This astonishing piece of patchwork, "King George Reviewing the Troops", was a big talking point for us at Wednesday's preview. Curator Sue Prichard had already written about it on her blog, which only served to make me seek it out asap when I arrived (although I did get stalled by the clamshell bed drapes). The photo above is courtesy of the V & A and shows only the central panel, so you can't see the border. The quilt is bordered on all sides with a series of viginettes - the second and fourth photos are from Janet Bottomley's blog (hope that's OK with you Janet - I wish I had taken a many more photos in the exhibition, but my textile conservation mode wouldn't let me!)

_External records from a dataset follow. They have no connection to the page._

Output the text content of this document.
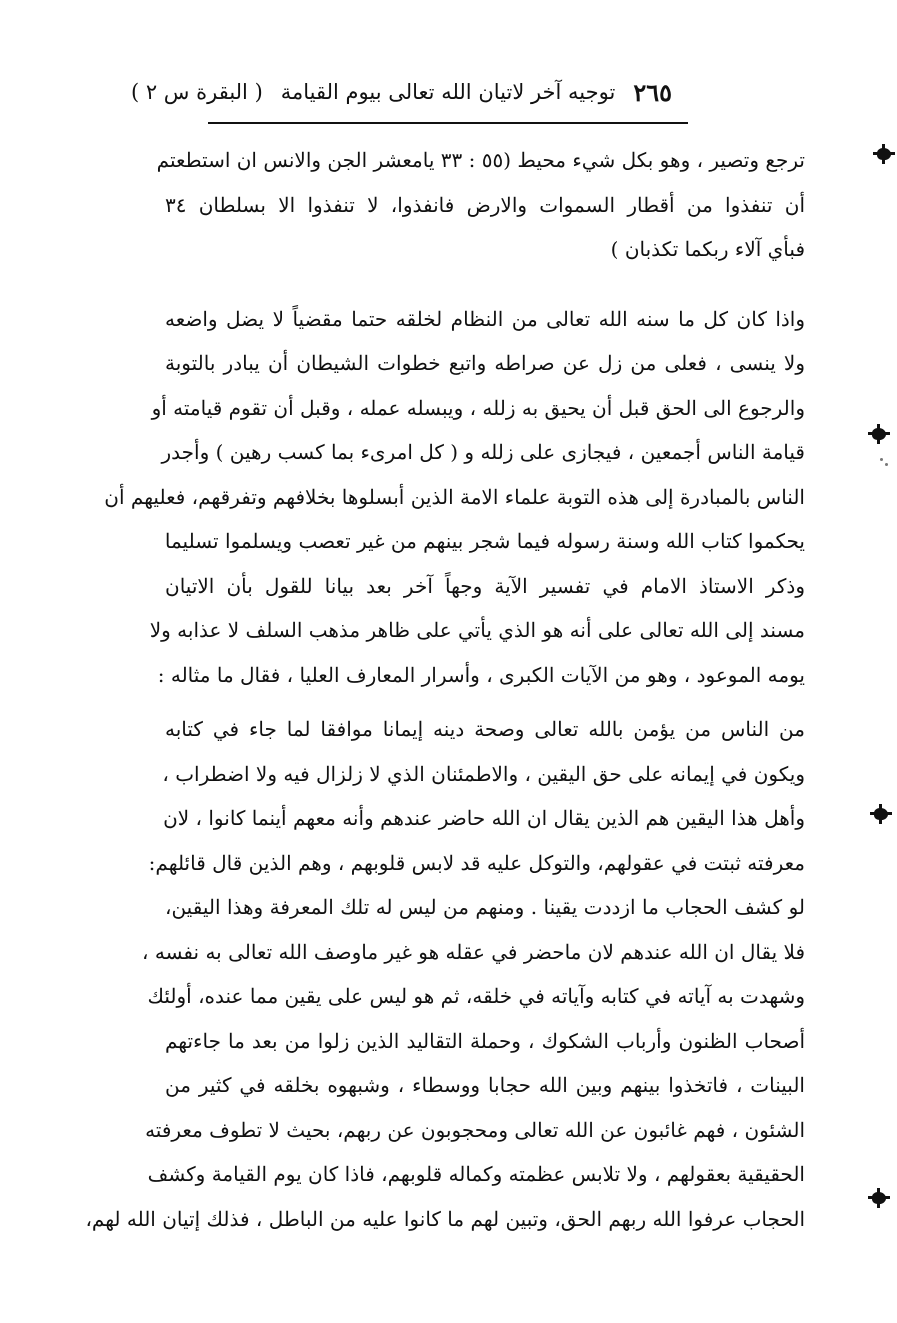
٢٦٥
توجيه آخر لاتيان الله تعالى بيوم القيامة
( البقرة س ٢ )
ترجع وتصير ، وهو بكل شيء محيط (٥٥ : ٣٣ يامعشر الجن والانس ان استطعتم
أن تنفذوا من أقطار السموات والارض فانفذوا، لا تنفذوا الا بسلطان ٣٤
فبأي آلاء ربكما تكذبان )
واذا كان كل ما سنه الله تعالى من النظام لخلقه حتما مقضياً لا يضل واضعه
ولا ينسى ، فعلى من زل عن صراطه واتبع خطوات الشيطان أن يبادر بالتوبة
والرجوع الى الحق قبل أن يحيق به زلله ، ويبسله عمله ، وقبل أن تقوم قيامته أو
قيامة الناس أجمعين ، فيجازى على زلله و ( كل امرىء بما كسب رهين ) وأجدر
الناس بالمبادرة إلى هذه التوبة علماء الامة الذين أبسلوها بخلافهم وتفرقهم، فعليهم أن
يحكموا كتاب الله وسنة رسوله فيما شجر بينهم من غير تعصب ويسلموا تسليما
وذكر الاستاذ الامام في تفسير الآية وجهاً آخر بعد بيانا للقول بأن الاتيان
مسند إلى الله تعالى على أنه هو الذي يأتي على ظاهر مذهب السلف لا عذابه ولا
يومه الموعود ، وهو من الآيات الكبرى ، وأسرار المعارف العليا ، فقال ما مثاله :
من الناس من يؤمن بالله تعالى وصحة دينه إيمانا موافقا لما جاء في كتابه
ويكون في إيمانه على حق اليقين ، والاطمئنان الذي لا زلزال فيه ولا اضطراب ،
وأهل هذا اليقين هم الذين يقال ان الله حاضر عندهم وأنه معهم أينما كانوا ، لان
معرفته ثبتت في عقولهم، والتوكل عليه قد لابس قلوبهم ، وهم الذين قال قائلهم:
لو كشف الحجاب ما ازددت يقينا . ومنهم من ليس له تلك المعرفة وهذا اليقين،
فلا يقال ان الله عندهم لان ماحضر في عقله هو غير ماوصف الله تعالى به نفسه ،
وشهدت به آياته في كتابه وآياته في خلقه، ثم هو ليس على يقين مما عنده، أولئك
أصحاب الظنون وأرباب الشكوك ، وحملة التقاليد الذين زلوا من بعد ما جاءتهم
البينات ، فاتخذوا بينهم وبين الله حجابا ووسطاء ، وشبهوه بخلقه في كثير من
الشئون ، فهم غائبون عن الله تعالى ومحجوبون عن ربهم، بحيث لا تطوف معرفته
الحقيقية بعقولهم ، ولا تلابس عظمته وكماله قلوبهم، فاذا كان يوم القيامة وكشف
الحجاب عرفوا الله ربهم الحق، وتبين لهم ما كانوا عليه من الباطل ، فذلك إتيان الله لهم،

It is a puzzling piece! I added the following comment to Sue's blog a couple of days ago - she makes a point about "the sense that it is perhaps two projects" -After seeing the coverlet at Wednesday's preview, it certainly has the feeling of being two projects - perhaps two UFOs that were combined into one larger piece? Perhaps the stitcher (or stitchers) used an already completed centre panel as a background for their (probably slightly later) pictorial panels.
Having looked as closely as possible at the high resolution image on the V & A memory stick, so far I haven't identified any fabrics used in both the picture panels and the patchwork roundel backgrounds (the way the maker(s) have used different fabrics to suggest grass, planking, tiled floors etc. is lovely and so much the way a modern quilter would use prints). Perhaps the maker organised her fabrics into two groups - fabrics for the quilt centre and those for the scenes - but it feels more likely that they were the product of two different fabric collections. Continuity in fabrics over a large "scrap quilt" background like this one is hard enough without ensuring that they are reused in the border.
I have also tried to look for similarities in the stitching between the roundels and the picture panels - while these don't look (in the photo) to be necessarily the work of one person, I think I'm also detecting differences between individual roundels. However, the resolution of the image is just a tiny bit too low to be able to see the stitches as clearly as I would need to for this. Next time I visit, I must bring a magnifying glass! Having organised several community projects involving English paper piecing (the technique used here) I've noticed that there are subtle differences in the whipstitching from one stitcher to another - a little like handwriting, with some stitchers always slightly slanting their stitches left or right, differences in the number of stitches to the inch etc. Even stitchers with similar levls of experience produce recognisably different whipstitches.
Could it have been a project between friends or members of a family perhaps?
A fascinating piece of work that kept drawing me back...
Something else has been bugging me about the overall look of this piece and I think I've worked out what it is. There is something peculiar about the position of the pictorial panels. I'm not refering to the central panel, which seems superimposed on the background piecing, giving the sense of two patchwork projects combined (perhaps even three combined pieces - I must check the fabrics in the larger sun and moon circles that are partially overlapped by the central applique).
Think about it this way - if you were designing your patchwork from scratch and you were going to piece all those amazing picture panels, where would you place them on your quilt to have the most impact? Think also that your quilt is going to be displayed on a bed. Would you consign them to the outer border? Probably not. Would you put some of the best of them across the top of the quilt, which at best will be laid centrally across the pillows, but more likely the picture panels would fall down the back of the pillows even if it weren't tucked under?
I get the feeling that the circles patchwork was definitely already made when the person (or people) who made the viginettes decided to complete this piece. Otherwise, why would they be right out on the edge?
A border design needs to be integral to a quilt's overall layout, although there's nothing wrong with a fairly plain border too, if that's what the quilt design needs. Many of the best quilts we see at exhibition today don't run out of steam at the edges and have a border design that compliments and frames the quilt centre. But it is unlikely that the most interesting and decorative parts of the quilt would be reserved, with the exception of one larger panel, for the border.
Many of the other patchworks of similar date at the V & A display a tendency for the piecing to become less complex towards the border, something seen on a lot of nineteenth century quilts laid out in a medallion style, where the pieces become larger the further away they are from the centre.
Anyone else musing on this quilt too?